Pierre Commelin
La Nuit, déesse des ténèbres, fille du
Chaos, est de fait la plus ancienne des divinités. Certains poètes en font la fille du
Ciel et de la
Terre ; Hésiode
la met au nombre des
Titans, et la nomme la mère des
dieux, parce
qu'on a toujours cru que la nuit et les ténèbres avaient
précédé toutes choses. Elle épousa l'
Erèbe,
son
frère, dont elle eut l'Ether et le
Jour. Mais elle avait
engendré seule, sans le commerce d'aucune divinité, l'inéluctable
et inflexible
Destin, la
Parque noire, la Mort, le Sommeil, la troupe
des Songes,
Momus, la Misère, les
Hespérides, gardiennes
des pommes d'or, les impitoyables
Parques, la terrible Némésis,
la Fraude, la Concupiscence, la triste Vieillesse et la
Discorde opiniâtre
; en un mot, tout ce qu'il y a de fâcheux dans la vie passait
pour une production de la Nuit. Elle est parfois appelée en grec
Euphroné et
Eubulie, c'est-à-dire Mère
du bon conseil. Les uns plaçaient son empire au nord du
Pont-Euxin,
dans le pays des
Cimmériens ; mais généralement,
il est placé vers la partie de l'Espagne nommée
Hespérie,
c'est-à-dire contrée du Soir, près des colonnes
d'
Hercule, limites du monde connu des anciens.

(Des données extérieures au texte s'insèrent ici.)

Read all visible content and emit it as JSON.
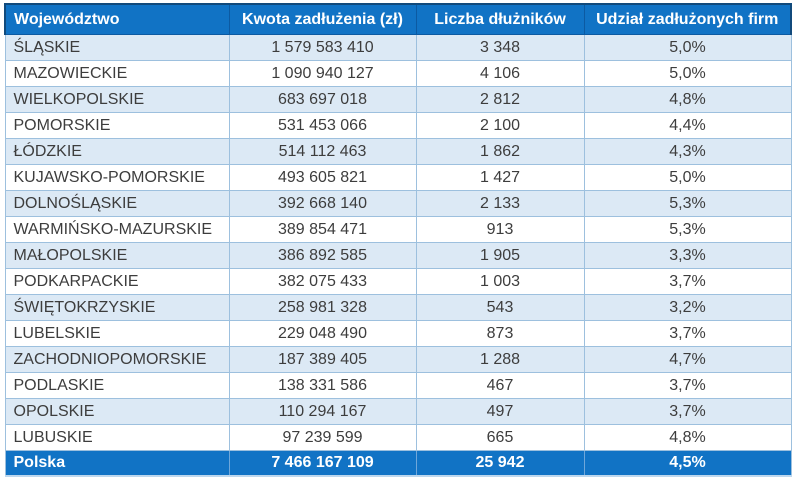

La plupart des peuples de l'Italie regardaient
la Nuit comme une déesse ; mais les habitants de Brescia en avaient
fait un
Dieu, nommé
Noctulius ou
Nocturnus. La
chouette, qu'on voit aux pieds de ce
dieu tenant un flambeau renversé
qu'il s'efforce d'éteindre, annonce celui qui est l'
ennemi du
jour.
Dans les monuments antiques, on voit la déesse
la Nuit tantôt tenant au-dessus de sa tête une draperie
volante parsemée d'étoiles, ou avec une draperie bleue
et un flambeau renversé ; tantôt figurée par une
femme nue avec de longues ailes de chauve-souris et un flambeau à
la main. On la représente aussi couronné de pavots et
enveloppée d'un grand manteau noir étoilé. Elle
est parfois montée sur un char tiré par deux
chevaux noirs
ou par deux hiboux, et elle tient sur sa tête un grand voile parsemé
d'étoiles. Souvent on la place dans le Tartare, entre le Sommeil
et la Mort, ses deux
enfants. Quelquefois elle est précédée
d'un
enfant portant un flambeau, image du crépuscule. Les Romains
ne lui donnaient pas de char, et la représentaient oisive et
endormie.
Notre gravure, d'après Thorwaldsen, représente
la Nuit endormie, s'envolant dans l'espace avec l'Ether et le
Jour.
Pierre Commelin, Mythologie grecque et romaine, pp. 1-3.